Count the occurrences of a given character set in a given text file with different combinations.
Count the occurrences of a given character set in a given text file with different combinations. This is used in my PhD researches.
let g = require('../index')
const n_combination = 1
const textIn = "textIn.txt"
const textOut = "textOut.txt"
const charSet = "abcdefg"
g.ngramma(n_combination,textIn,textOut,charSet,function(results, err){
// terminal/cmd/console output
// Map {
// 'a' => 29,
// 'b' => 3,
// 'c' => 16,
// 'd' => 19,
// 'e' => 38,
// 'f' => 3,
// 'g' => 3
// }
// file: textIn.txt
// Lorem ipsum dolor sit amet, consectetur adipisicing elit, sed do eiusmod
// tempor incididunt ut labore et dolore magna aliqua. Ut enim ad minim veniam,
// quis nostrud exercitation ullamco laboris nisi ut aliquip ex ea commodo
// consequat. Duis aute irure dolor in reprehenderit in voluptate velit esse
// cillum dolore eu fugiat nulla pariatur. Excepteur sint occaecat cupidatat non
// proident, sunt in culpa qui officia deserunt mollit anim id est laborum.
// file: textOut.txt
// a: 29,
// b: 3,
// c: 16,
// d: 19,
// e: 38,
// f: 3,
// g: 3
The logic is based on unigramma, bigramma and trigramma which is used in Gamma-Classifier researched by academic Usmanov Zafar Juraevich, Tajik Technical University. ( Гамма классификатор - академик Усманов Зафар Джураевич, ТТУ ).
Important points to note:
- The given text file is first cleaned from all other symbols EXCEPT letters.
- All words/letters in every line are concatenated to each other.

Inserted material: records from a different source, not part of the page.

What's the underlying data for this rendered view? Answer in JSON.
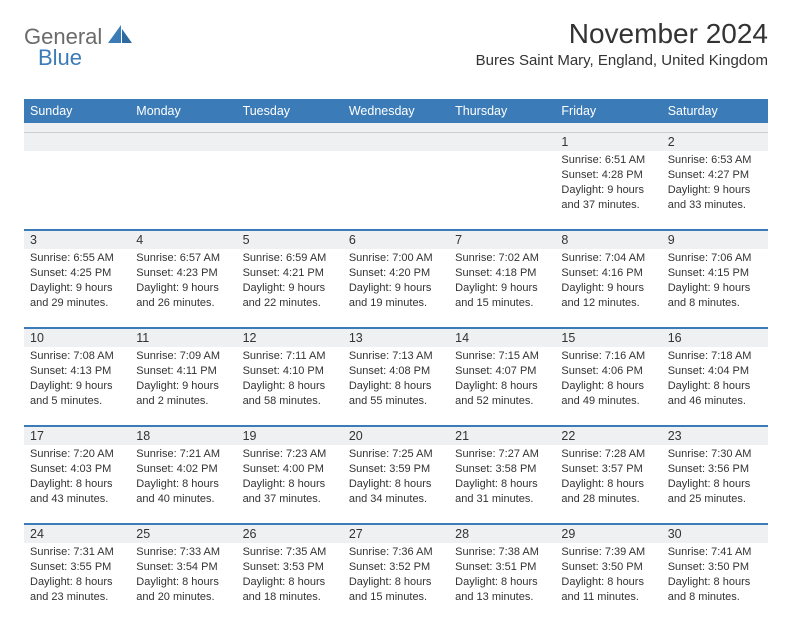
{
  "brand": {
    "part1": "General",
    "part2": "Blue"
  },
  "title": "November 2024",
  "location": "Bures Saint Mary, England, United Kingdom",
  "colors": {
    "header_bg": "#3b7cb8",
    "header_text": "#ffffff",
    "daynum_bg": "#eef0f2",
    "divider": "#3b7cb8",
    "body_text": "#333333",
    "logo_gray": "#6b6b6b",
    "logo_blue": "#3b7cb8",
    "page_bg": "#ffffff"
  },
  "weekdays": [
    "Sunday",
    "Monday",
    "Tuesday",
    "Wednesday",
    "Thursday",
    "Friday",
    "Saturday"
  ],
  "weeks": [
    [
      null,
      null,
      null,
      null,
      null,
      {
        "n": "1",
        "sunrise": "6:51 AM",
        "sunset": "4:28 PM",
        "day_h": "9",
        "day_m": "37"
      },
      {
        "n": "2",
        "sunrise": "6:53 AM",
        "sunset": "4:27 PM",
        "day_h": "9",
        "day_m": "33"
      }
    ],
    [
      {
        "n": "3",
        "sunrise": "6:55 AM",
        "sunset": "4:25 PM",
        "day_h": "9",
        "day_m": "29"
      },
      {
        "n": "4",
        "sunrise": "6:57 AM",
        "sunset": "4:23 PM",
        "day_h": "9",
        "day_m": "26"
      },
      {
        "n": "5",
        "sunrise": "6:59 AM",
        "sunset": "4:21 PM",
        "day_h": "9",
        "day_m": "22"
      },
      {
        "n": "6",
        "sunrise": "7:00 AM",
        "sunset": "4:20 PM",
        "day_h": "9",
        "day_m": "19"
      },
      {
        "n": "7",
        "sunrise": "7:02 AM",
        "sunset": "4:18 PM",
        "day_h": "9",
        "day_m": "15"
      },
      {
        "n": "8",
        "sunrise": "7:04 AM",
        "sunset": "4:16 PM",
        "day_h": "9",
        "day_m": "12"
      },
      {
        "n": "9",
        "sunrise": "7:06 AM",
        "sunset": "4:15 PM",
        "day_h": "9",
        "day_m": "8"
      }
    ],
    [
      {
        "n": "10",
        "sunrise": "7:08 AM",
        "sunset": "4:13 PM",
        "day_h": "9",
        "day_m": "5"
      },
      {
        "n": "11",
        "sunrise": "7:09 AM",
        "sunset": "4:11 PM",
        "day_h": "9",
        "day_m": "2"
      },
      {
        "n": "12",
        "sunrise": "7:11 AM",
        "sunset": "4:10 PM",
        "day_h": "8",
        "day_m": "58"
      },
      {
        "n": "13",
        "sunrise": "7:13 AM",
        "sunset": "4:08 PM",
        "day_h": "8",
        "day_m": "55"
      },
      {
        "n": "14",
        "sunrise": "7:15 AM",
        "sunset": "4:07 PM",
        "day_h": "8",
        "day_m": "52"
      },
      {
        "n": "15",
        "sunrise": "7:16 AM",
        "sunset": "4:06 PM",
        "day_h": "8",
        "day_m": "49"
      },
      {
        "n": "16",
        "sunrise": "7:18 AM",
        "sunset": "4:04 PM",
        "day_h": "8",
        "day_m": "46"
      }
    ],
    [
      {
        "n": "17",
        "sunrise": "7:20 AM",
        "sunset": "4:03 PM",
        "day_h": "8",
        "day_m": "43"
      },
      {
        "n": "18",
        "sunrise": "7:21 AM",
        "sunset": "4:02 PM",
        "day_h": "8",
        "day_m": "40"
      },
      {
        "n": "19",
        "sunrise": "7:23 AM",
        "sunset": "4:00 PM",
        "day_h": "8",
        "day_m": "37"
      },
      {
        "n": "20",
        "sunrise": "7:25 AM",
        "sunset": "3:59 PM",
        "day_h": "8",
        "day_m": "34"
      },
      {
        "n": "21",
        "sunrise": "7:27 AM",
        "sunset": "3:58 PM",
        "day_h": "8",
        "day_m": "31"
      },
      {
        "n": "22",
        "sunrise": "7:28 AM",
        "sunset": "3:57 PM",
        "day_h": "8",
        "day_m": "28"
      },
      {
        "n": "23",
        "sunrise": "7:30 AM",
        "sunset": "3:56 PM",
        "day_h": "8",
        "day_m": "25"
      }
    ],
    [
      {
        "n": "24",
        "sunrise": "7:31 AM",
        "sunset": "3:55 PM",
        "day_h": "8",
        "day_m": "23"
      },
      {
        "n": "25",
        "sunrise": "7:33 AM",
        "sunset": "3:54 PM",
        "day_h": "8",
        "day_m": "20"
      },
      {
        "n": "26",
        "sunrise": "7:35 AM",
        "sunset": "3:53 PM",
        "day_h": "8",
        "day_m": "18"
      },
      {
        "n": "27",
        "sunrise": "7:36 AM",
        "sunset": "3:52 PM",
        "day_h": "8",
        "day_m": "15"
      },
      {
        "n": "28",
        "sunrise": "7:38 AM",
        "sunset": "3:51 PM",
        "day_h": "8",
        "day_m": "13"
      },
      {
        "n": "29",
        "sunrise": "7:39 AM",
        "sunset": "3:50 PM",
        "day_h": "8",
        "day_m": "11"
      },
      {
        "n": "30",
        "sunrise": "7:41 AM",
        "sunset": "3:50 PM",
        "day_h": "8",
        "day_m": "8"
      }
    ]
  ],
  "labels": {
    "sunrise_prefix": "Sunrise: ",
    "sunset_prefix": "Sunset: ",
    "daylight_prefix": "Daylight: ",
    "hours_word": " hours",
    "and_word": "and ",
    "minutes_word": " minutes."
  }
}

- Case insensive comparison is used.
- The new lines in the text are respected (paragraphs are not concatenated). Therefore, in bigramma/trigramma, the results may change with change in paragraphs (new lines, "Enters", paragraphs etc.) in the provided text file.
- Combination can be any integer from 1 to 10 BUT for higher combinations take care of RAM overloads.